In response to public concern about energy security and affordability, the Prime Minister has announced measures to finalise new gas sector regulations to ensure domestic gas supply and provide an additional $67.4 million to strengthen the Australian Energy Regulator’s enforcement powers. The Government has also requested a review by the Australian Energy Market Operator into the country’s baseload power needs, taking into account the baseload power being phased out over the next 15 years. Mr Turnbull indicated the Federal Government will progress the recommendations put forward in the recent Finkel Review of the National Electricity Market, and will “continue further to consider and analyse the Clean Energy Target” proposed in the Review. See the media coverage here.

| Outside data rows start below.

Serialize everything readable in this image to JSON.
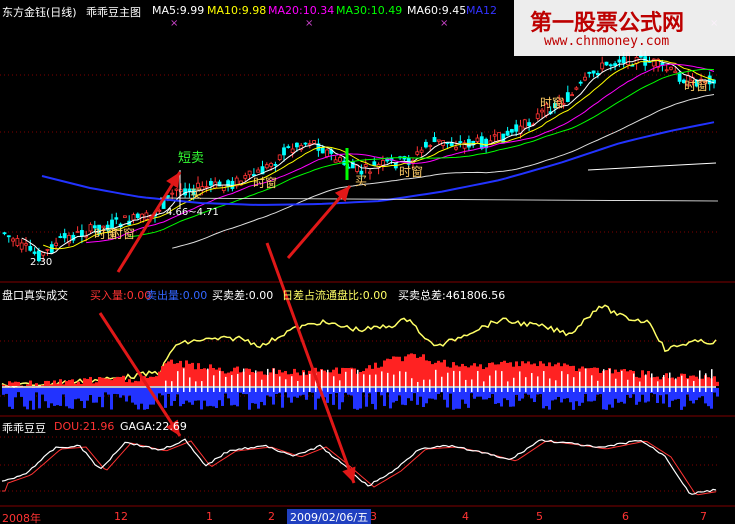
{
  "header": {
    "title": "东方金钰(日线)",
    "indicator": "乖乖豆主图",
    "ma": [
      {
        "label": "MA5:9.99",
        "color": "#ffffff"
      },
      {
        "label": "MA10:9.98",
        "color": "#ffff00"
      },
      {
        "label": "MA20:10.34",
        "color": "#ff00ff"
      },
      {
        "label": "MA30:10.49",
        "color": "#00ff00"
      },
      {
        "label": "MA60:9.45",
        "color": "#ffffff"
      },
      {
        "label": "MA12",
        "color": "#3333ff"
      }
    ]
  },
  "annotations": {
    "short_sell": "短卖",
    "buy": "买",
    "timing": "时窗",
    "price_range": "4.66~4.71",
    "low_price": "2.30"
  },
  "panel2": {
    "title": "盘口真实成交",
    "buy_label": "买入量:0.00",
    "sell_label": "卖出量:0.00",
    "diff_label": "买卖差:0.00",
    "ratio_label": "日差占流通盘比:0.00",
    "total_label": "买卖总差:461806.56"
  },
  "panel3": {
    "title": "乖乖豆豆",
    "dou_label": "DOU:21.96",
    "gaga_label": "GAGA:22.69"
  },
  "xaxis": {
    "labels": [
      "2008年",
      "12",
      "1",
      "2",
      "3",
      "4",
      "5",
      "6",
      "7"
    ],
    "cursor_date": "2009/02/06/五"
  },
  "watermark": {
    "line1": "第一股票公式网",
    "line2": "www.chnmoney.com"
  },
  "colors": {
    "up": "#ff3333",
    "down": "#00ffff",
    "ma_blue": "#2233ff",
    "arrow": "#e01818",
    "grid": "#800000"
  },
  "chart_data": [
    {
      "type": "candlestick",
      "title": "东方金钰(日线)",
      "series": [
        {
          "name": "MA5",
          "values": [
            9.99
          ]
        },
        {
          "name": "MA10",
          "values": [
            9.98
          ]
        },
        {
          "name": "MA20",
          "values": [
            10.34
          ]
        },
        {
          "name": "MA30",
          "values": [
            10.49
          ]
        },
        {
          "name": "MA60",
          "values": [
            9.45
          ]
        }
      ],
      "annotations": [
        "短卖",
        "买",
        "时窗",
        "4.66~4.71",
        "2.30"
      ],
      "x": [
        "2008年",
        "12",
        "1",
        "2",
        "3",
        "4",
        "5",
        "6",
        "7"
      ]
    },
    {
      "type": "bar",
      "title": "盘口真实成交",
      "series": [
        {
          "name": "买入量",
          "values": [
            0.0
          ]
        },
        {
          "name": "卖出量",
          "values": [
            0.0
          ]
        },
        {
          "name": "买卖差",
          "values": [
            0.0
          ]
        },
        {
          "name": "日差占流通盘比",
          "values": [
            0.0
          ]
        },
        {
          "name": "买卖总差",
          "values": [
            461806.56
          ]
        }
      ]
    },
    {
      "type": "line",
      "title": "乖乖豆豆",
      "series": [
        {
          "name": "DOU",
          "values": [
            21.96
          ]
        },
        {
          "name": "GAGA",
          "values": [
            22.69
          ]
        }
      ]
    }
  ]
}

The Australian Education Amendment Bill 2017 – dubbed ‘Gonski 2.0’ – passed through Parliament in the early hours of this morning, after the Government secured support in the Senate from crossbenchers including independent Jacqui Lambie, the Nick Xenophon Team, and One Nation. The Government made a series of concessions in exchange for crossbench support, at the added cost of $4.9 billion over a decade. Labor and the Greens opposed the changes, with Deputy Leader of the Opposition Tanya Plibersek saying the Government will “rue this day” and reaffirming Labor’s intention to restore “every dollar cut” from schools. See the media coverage here.

NSW Treasurer Dominic Perrottet delivered the Berejiklian Government’s first budget this week, featuring a forecast surplus of $4.5 billion in 2016-17, with the average surplus reaching $2 billion over the forward estimates. The Budget confirms a significant investment in infrastructure of $72.7 billion over four years; $15.7 billion in education funding; and $23.2 billion worth of health expenditure. The Government has also established a NSW Infrastructure Future Fund (NIFF) to hold the $14 billion in funds raised from asset sales. The NIFF will be managed by NSW Treasury Corporation and will see funds invested in equities and other assets in the medium-term to produce better returns until the cash is reinvested back into infrastructure. In his Budget reply speech, Opposition Leader Luke Foley focused on energy, stating that a Labor Government would reduce household energy bills by re-regulating the electricity market and boosting renewable investment. See GRACosway’s NSW Budget briefing note here.

Labor has indicated it will not support the Government’s proposed changes to citizenship laws, set to be introduced to Parliament this week. Labor frontbencher Tony Burke described the proposed English test as “ludicrous, absurd and dumb” and warned the suggested changes would mark “a fundamental change in who we are as a country”. With further opposition from the Greens, the Government will be required to negotiate with the Senate crossbench in order to pass the reforms. Senator Nick Xenophon has raised concerns with the changes in their current form, suggesting that transitional arrangements are needed. See the media coverage here.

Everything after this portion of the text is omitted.